Just as smart thermostat systems raise and lower the temperature according to your activities, an intelligent automation solution can essentially spin up more machines when more computing power is needed to complete jobs as well as spin down machines during idle times. Workload automation is combining predictive and reactive forms of resource management not only to schedule workflows, but also to proactively provision, schedule, and distribute the necessary virtual and cloud resources on the fly. The future holds even more possibilities in this area as automation can take factors such as your public cloud budget and provision resources so as to stay within that budget.

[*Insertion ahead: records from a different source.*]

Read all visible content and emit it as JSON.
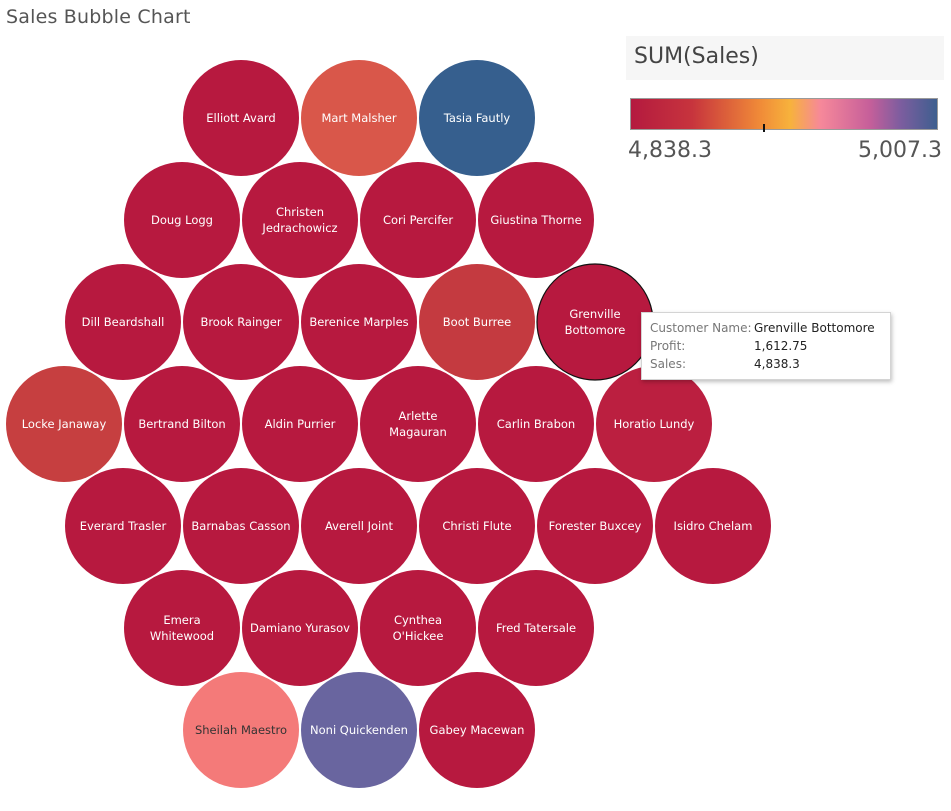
{
  "title": "Sales Bubble Chart",
  "legend": {
    "title": "SUM(Sales)",
    "min_label": "4,838.3",
    "max_label": "5,007.3",
    "marker_value": 4912.0
  },
  "tooltip": {
    "rows": [
      {
        "key": "Customer Name:",
        "value": "Grenville Bottomore"
      },
      {
        "key": "Profit:",
        "value": "1,612.75"
      },
      {
        "key": "Sales:",
        "value": "4,838.3"
      }
    ]
  },
  "chart_data": {
    "type": "bubble",
    "measure": "SUM(Sales)",
    "color_range": [
      4838.3,
      5007.3
    ],
    "highlighted": "Grenville Bottomore",
    "points": [
      {
        "name": "Elliott Avard",
        "color": "#b7193f"
      },
      {
        "name": "Mart Malsher",
        "color": "#d9574a"
      },
      {
        "name": "Tasia Fautly",
        "color": "#365f8e"
      },
      {
        "name": "Doug Logg",
        "color": "#b7193f"
      },
      {
        "name": "Christen Jedrachowicz",
        "color": "#b7193f"
      },
      {
        "name": "Cori Percifer",
        "color": "#b7193f"
      },
      {
        "name": "Giustina Thorne",
        "color": "#b7193f"
      },
      {
        "name": "Dill Beardshall",
        "color": "#b7193f"
      },
      {
        "name": "Brook Rainger",
        "color": "#b7193f"
      },
      {
        "name": "Berenice Marples",
        "color": "#b7193f"
      },
      {
        "name": "Boot Burree",
        "color": "#c43a40"
      },
      {
        "name": "Grenville Bottomore",
        "color": "#b7193f"
      },
      {
        "name": "Locke Janaway",
        "color": "#c63f40"
      },
      {
        "name": "Bertrand Bilton",
        "color": "#b7193f"
      },
      {
        "name": "Aldin Purrier",
        "color": "#b7193f"
      },
      {
        "name": "Arlette Magauran",
        "color": "#b7193f"
      },
      {
        "name": "Carlin Brabon",
        "color": "#b7193f"
      },
      {
        "name": "Horatio Lundy",
        "color": "#bb1f40"
      },
      {
        "name": "Everard Trasler",
        "color": "#b7193f"
      },
      {
        "name": "Barnabas Casson",
        "color": "#b7193f"
      },
      {
        "name": "Averell Joint",
        "color": "#b7193f"
      },
      {
        "name": "Christi Flute",
        "color": "#b7193f"
      },
      {
        "name": "Forester Buxcey",
        "color": "#b7193f"
      },
      {
        "name": "Isidro Chelam",
        "color": "#b7193f"
      },
      {
        "name": "Emera Whitewood",
        "color": "#b7193f"
      },
      {
        "name": "Damiano Yurasov",
        "color": "#b7193f"
      },
      {
        "name": "Cynthea O'Hickee",
        "color": "#b7193f"
      },
      {
        "name": "Fred Tatersale",
        "color": "#b7193f"
      },
      {
        "name": "Sheilah Maestro",
        "color": "#f47a79"
      },
      {
        "name": "Noni Quickenden",
        "color": "#69659f"
      },
      {
        "name": "Gabey Macewan",
        "color": "#b7193f"
      }
    ]
  }
}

DevOps and Improved Collaboration
DevOps and agile methodologies are leading the way in shortening application release cycles so businesses can achieve improved deployment frequency with lower failure rates. In order to do this consistently and effectively, automation is required to ensure repeatability of deployment tasks and minimize manual intervention. Workload automation solutions will help with streamlining and automating DevOps processes to facilitate collaboration between Developers and Operations. Using pre-templated job steps and reference plans minimizes time spent scripting and performing repetitive processes. Advanced capabilities such as allowing multiple contributors to work on one or more objects together will allow faster collaboration with improved access.
Self-Service Automation
Self-service is pushing the boundaries of traditional automation by putting the power in the hands of the users. Allowing business end users to initiate a process or workflow, without involving someone from IT, minimizes the burden on IT’s shoulders, thereby improving IT service levels for the business overall. For example, Human Resources could initiate the onboarding and offboarding of employees in batches or singularly, adding them to a user group, setting permissions, and creating an Exchange account with a simple, repeatable process that requires just a few drag and drop steps. Advanced user interfaces will allow for greater visibility across the organizations so that business end users can more easily gain insight into their application processing. Additionally, web and mobile capabilities will provide IT and business users with better accessibility and flexibility in executing workflows.
Improved Data Analytics
The pervasiveness of data collection in our society has grown exponentially. From social media to wearables, data is becoming deeply embedded in our everyday lives. As businesses enter the world of big data and big data analytics, automation must respond. To keep track of the various dependencies, constraints, and workflows, organizations need a centralized view that will give them a high level of control and visibility over Operations. Additionally, automation will have to react even faster by reliably executing complex workflows needed to process unstructured and structured data.